One idea regarding "all text" would be to just change "headphone" to "phone" or "phones", which is commonly seen on many amps that use all-text, which at least keeps all of the words smaller and evenly spaced apart, thus less cluttered. (if you're curious which of those two is most common, it seems to be the plural "phones", i see it on many high-end A/V receivers from top brands on google images.)
The switches are the latching pushbutton types, so I guess in theory I should accompany them with the "top hat" symbols showing the functionality with the switched depressed and released. I think that would just clutter the front panel, though. I'm a bit more of a "push the buttons until sound comes out" type in that regard. Besides, the "top hat" symbols don't make a lot of sense either. Not to me at least, but I've been wrong before.

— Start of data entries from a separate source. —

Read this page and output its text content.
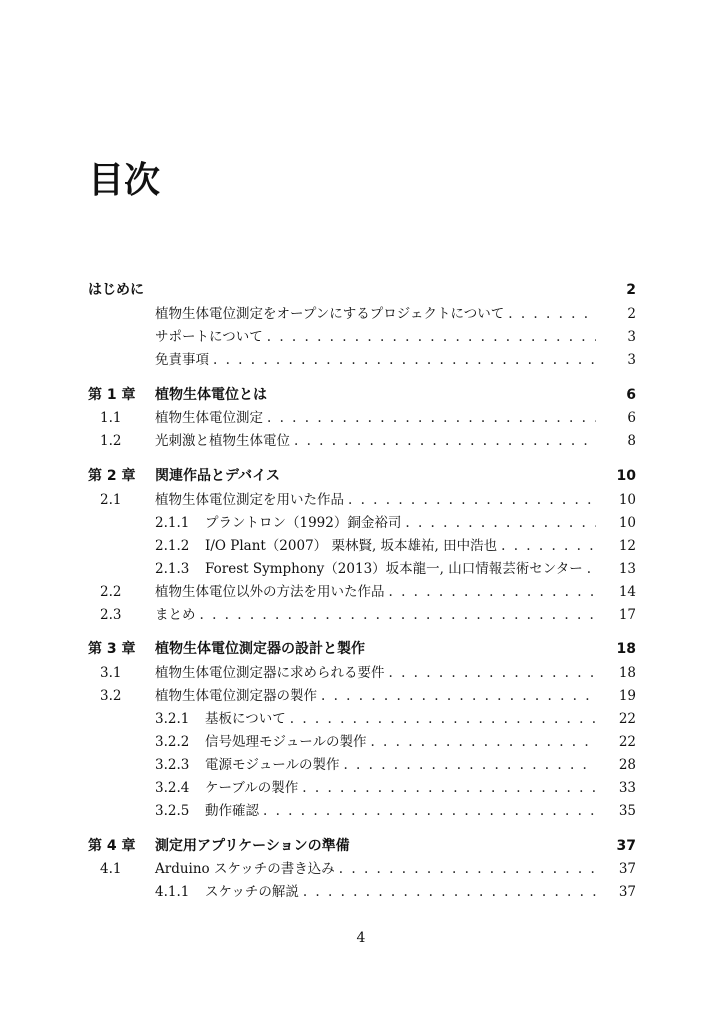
目次
はじめに	2
植物生体電位測定をオープンにするプロジェクトについて . . .	2
サポートについて . . .	3
免責事項 . . .	3
第 1 章	植物生体電位とは	6
1.1	植物生体電位測定 . . .	6
1.2	光刺激と植物生体電位 . . .	8
第 2 章	関連作品とデバイス	10
2.1	植物生体電位測定を用いた作品 . . .	10
2.1.1	プラントロン（1992）銅金裕司 . . .	10
2.1.2	I/O Plant（2007） 栗林賢, 坂本雄祐, 田中浩也 . . .	12
2.1.3	Forest Symphony（2013）坂本龍一, 山口情報芸術センター . . .	13
2.2	植物生体電位以外の方法を用いた作品 . . .	14
2.3	まとめ . . .	17
第 3 章	植物生体電位測定器の設計と製作	18
3.1	植物生体電位測定器に求められる要件 . . .	18
3.2	植物生体電位測定器の製作 . . .	19
3.2.1	基板について . . .	22
3.2.2	信号処理モジュールの製作 . . .	22
3.2.3	電源モジュールの製作 . . .	28
3.2.4	ケーブルの製作 . . .	33
3.2.5	動作確認 . . .	35
第 4 章	測定用アプリケーションの準備	37
4.1	Arduino スケッチの書き込み . . .	37
4.1.1	スケッチの解説 . . .	37
4
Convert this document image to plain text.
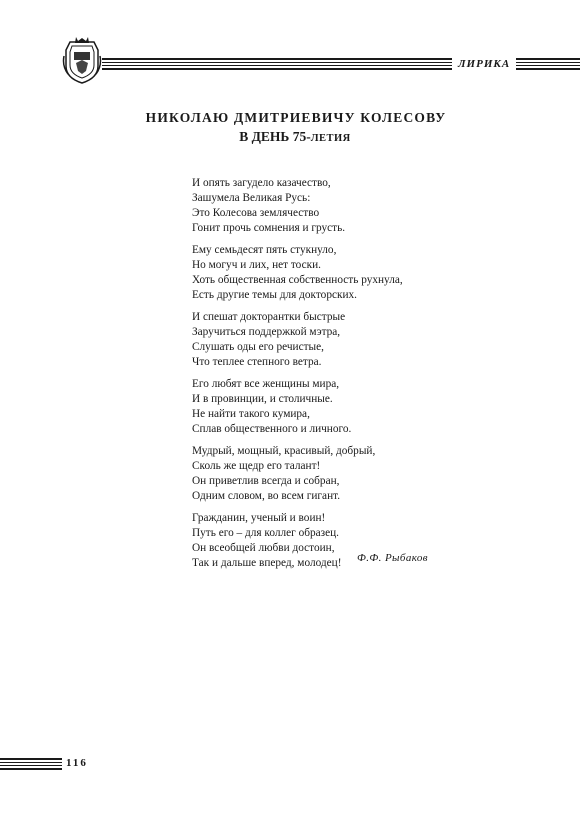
ЛИРИКА
НИКОЛАЮ ДМИТРИЕВИЧУ КОЛЕСОВУ
В ДЕНЬ 75-ЛЕТИЯ
И опять загудело казачество,
Зашумела Великая Русь:
Это Колесова землячество
Гонит прочь сомнения и грусть.
Ему семьдесят пять стукнуло,
Но могуч и лих, нет тоски.
Хоть общественная собственность рухнула,
Есть другие темы для докторских.
И спешат докторантки быстрые
Заручиться поддержкой мэтра,
Слушать оды его речистые,
Что теплее степного ветра.
Его любят все женщины мира,
И в провинции, и столичные.
Не найти такого кумира,
Сплав общественного и личного.
Мудрый, мощный, красивый, добрый,
Сколь же щедр его талант!
Он приветлив всегда и собран,
Одним словом, во всем гигант.
Гражданин, ученый и воин!
Путь его – для коллег образец.
Он всеобщей любви достоин,
Так и дальше вперед, молодец!	Ф.Ф. Рыбаков
116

Yeah those top hat ones are weird, I think those are also from AV receivers. I think there was a time when most people knew what they were since they were on receivers, but nowadays I'm not sure since they're a bit less commonly seen, and a lot of younger people have basic stereo setups with no receiver, and besides, all functionality is controlled digitally through menus and the remote control nowadays (or you'll have a simple softbutton with icons on the display telling you what you selected). I agree the top hats would probably clutter it up a bit, and honestly it's only the input that would be trial and error, I imagine it would be intuitive to think that depressed gain is low, and pressed in is high.
Based on what you've said about the circuit design being differential even for RCA input though, my *guess* for input would be depressed is XLR in, and pressed is RCA in, but since most users will probably use it with an RCA DAC, the opposite might be just as likely just for depressed being the most "common" use case.